This section is from the book "A Treatise On Beverages or The Complete Practical Bottler", by Charles Herman Sulz. Also available from Amazon: A Treatise On Beverages.
The contamination of the water by contact with metals has been a source of considerable anxiety to the manufacturers of carbonated waters. Contact with lead or any other easily oxidized metal must be avoided. There is no difficulty in securing this object by a coating of tin or silver, but when particles of metal are introduced by attrition it is not so easy to suggest a remedy. We occasionally hear of metallic impregnations in water, especially those containing citric or tartaric acid, and we would just suggest that before we attribute this to defects in the mechanical appliances, it will be better to see if the materials are free from fault. These acids are usually crystallized in lead-lined vessels, and are more frequently impregnated with this metal than most people are aware of.
Injury to lead by contact with lime is well worthy of consideration. It is extraordinary that this effect should have been so entirely ignored, as it has long been known that water, impregnated with lime, when passed through leaden pipes, becomes extremely injurious, simply from its taking up by some chemical process a certain amount of the lead, whereas the limewater itself would not be dangerous. Prof. Angel, in the National Bottlers' Gazette, says on this subject:
"It is of the utmost importance to know whether water used for drinking purposes contains lead. A little gradually taken into the system does not pass off, but accumulates until the quantity is sufficient to result in bad if not fatal consequences. Since the poison is so insidious in its action, one does not receive warning until it is too late.
"If a piece of bright lead is exposed to moist air, it soon becomes tarnished from the formation of a thin film of protoxide of lead, produced by the action of atmospheric oxygen. If this piece of lead should be now placed in water perfectly pure and free from air, the oxide would dissolve, leaving the metal bright, after which there would be no further action, since no more oxide could form. But if air had access to the water, the twofold action of oxidation and solution would continue together, and the surface of the metal would remain more or less bright, 4 according as the oxide is formed faster or slower than it can dissolve. If some sulphate or carbonate be now added to the water, these salts immediately react with the oxide to form on the metal an insoluble coating of carbonate or sulphate of lead, which, being insoluble in water, prevents further action. These facts explain the behavior of natural waters towards lead. In the first place the protoxide of lead is always formed, which dissolves if the water does not contain the necessary saline constituents to prevent it. Water that contains any salt of lime or magnesia in excess is called hard water.
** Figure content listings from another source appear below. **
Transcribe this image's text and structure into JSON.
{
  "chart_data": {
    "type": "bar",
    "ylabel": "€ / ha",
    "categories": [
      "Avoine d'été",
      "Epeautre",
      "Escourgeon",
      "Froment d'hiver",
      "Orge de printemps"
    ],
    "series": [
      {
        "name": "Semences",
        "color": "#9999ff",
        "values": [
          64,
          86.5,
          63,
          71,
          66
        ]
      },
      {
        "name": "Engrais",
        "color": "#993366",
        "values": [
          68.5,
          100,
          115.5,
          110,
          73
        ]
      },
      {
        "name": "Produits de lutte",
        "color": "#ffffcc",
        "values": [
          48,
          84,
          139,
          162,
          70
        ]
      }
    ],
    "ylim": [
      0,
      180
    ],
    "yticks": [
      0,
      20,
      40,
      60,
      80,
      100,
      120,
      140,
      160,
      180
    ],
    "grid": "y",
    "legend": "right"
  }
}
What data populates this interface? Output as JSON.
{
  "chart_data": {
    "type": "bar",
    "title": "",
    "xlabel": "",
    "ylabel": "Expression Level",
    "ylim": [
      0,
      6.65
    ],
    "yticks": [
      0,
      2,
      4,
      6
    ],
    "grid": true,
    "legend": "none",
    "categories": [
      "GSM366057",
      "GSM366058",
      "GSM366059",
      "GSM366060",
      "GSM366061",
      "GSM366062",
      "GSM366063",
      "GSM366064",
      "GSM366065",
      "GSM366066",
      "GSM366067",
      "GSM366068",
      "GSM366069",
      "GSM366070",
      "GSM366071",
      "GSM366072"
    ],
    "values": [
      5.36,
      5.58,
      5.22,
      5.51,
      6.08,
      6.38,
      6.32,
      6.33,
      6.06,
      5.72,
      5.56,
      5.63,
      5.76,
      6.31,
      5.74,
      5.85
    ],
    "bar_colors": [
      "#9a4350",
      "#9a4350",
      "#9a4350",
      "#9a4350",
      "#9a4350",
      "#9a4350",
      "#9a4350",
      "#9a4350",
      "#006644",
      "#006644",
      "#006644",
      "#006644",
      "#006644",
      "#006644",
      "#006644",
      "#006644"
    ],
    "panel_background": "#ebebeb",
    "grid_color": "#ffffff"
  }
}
Generally these bases are present in the form of carbonates or sulphates; hence the commonly accepted view, that hard water does not act on lead. But here is an error that must be guarded against. The water fails to act on lead, not because it is hard, but because it contains sulphates or carbonates. A soft water containing sulphates or carbonates of the alkalies has no action on lead. On the other hand, a water hard from the presence of carbonate of lime or magnesia frequently acts on lead freely, because the same acid that dissolves them and explains their presence, also dissolves carbonate of lead. Hence it is plain that some very hard waters, highly charged with carbonic acid, readily act on lead. The decomposition of organic matter produces carbonic acid; consequently the presence of organic matter facilitates the action of water on lead. Nitrates dissolve lead freely. The metal should not be used in waters containing them. Sulphates in water protect lead most, since the sulphate of lead is insoluble in water and acids. Carbonates are next in order. The carbonate of lead is insoluble in water, but soluble in acids - even the weak carbonic acid.
"Water that is hard is so, generally, from the presence of sulphates or carbonates of lime and magnesia, so that ordinarily it might be considered safe to use lead in hard water. But since there are exceptions both against hard water and in favor of soft water, the only safe way is to test every water in which lead is used.
"Another rough method is, to observe whether the surface of lead which has been in water for some time is bright and shining, like newly cut metal, or is dull in color, very gray, or brownish. Too much reliance should not be placed upon the color, for the oxide may not dissolve fast enough to keep the metal bright, and yet not much may dissolve. However, if the surface is bright and clear the evidence is decisive; for it would not be if the oxide did not dissolve".
It is best to have the pipes through which the water runs, of iron or of pure solid tin - lead should be entirely dispensed with.
The storage cisterns should be of wood, or, best of all, of slate. If 1/10 of a grain of lead per gallon is present in water, it is dangerous for drinking and should be rejected.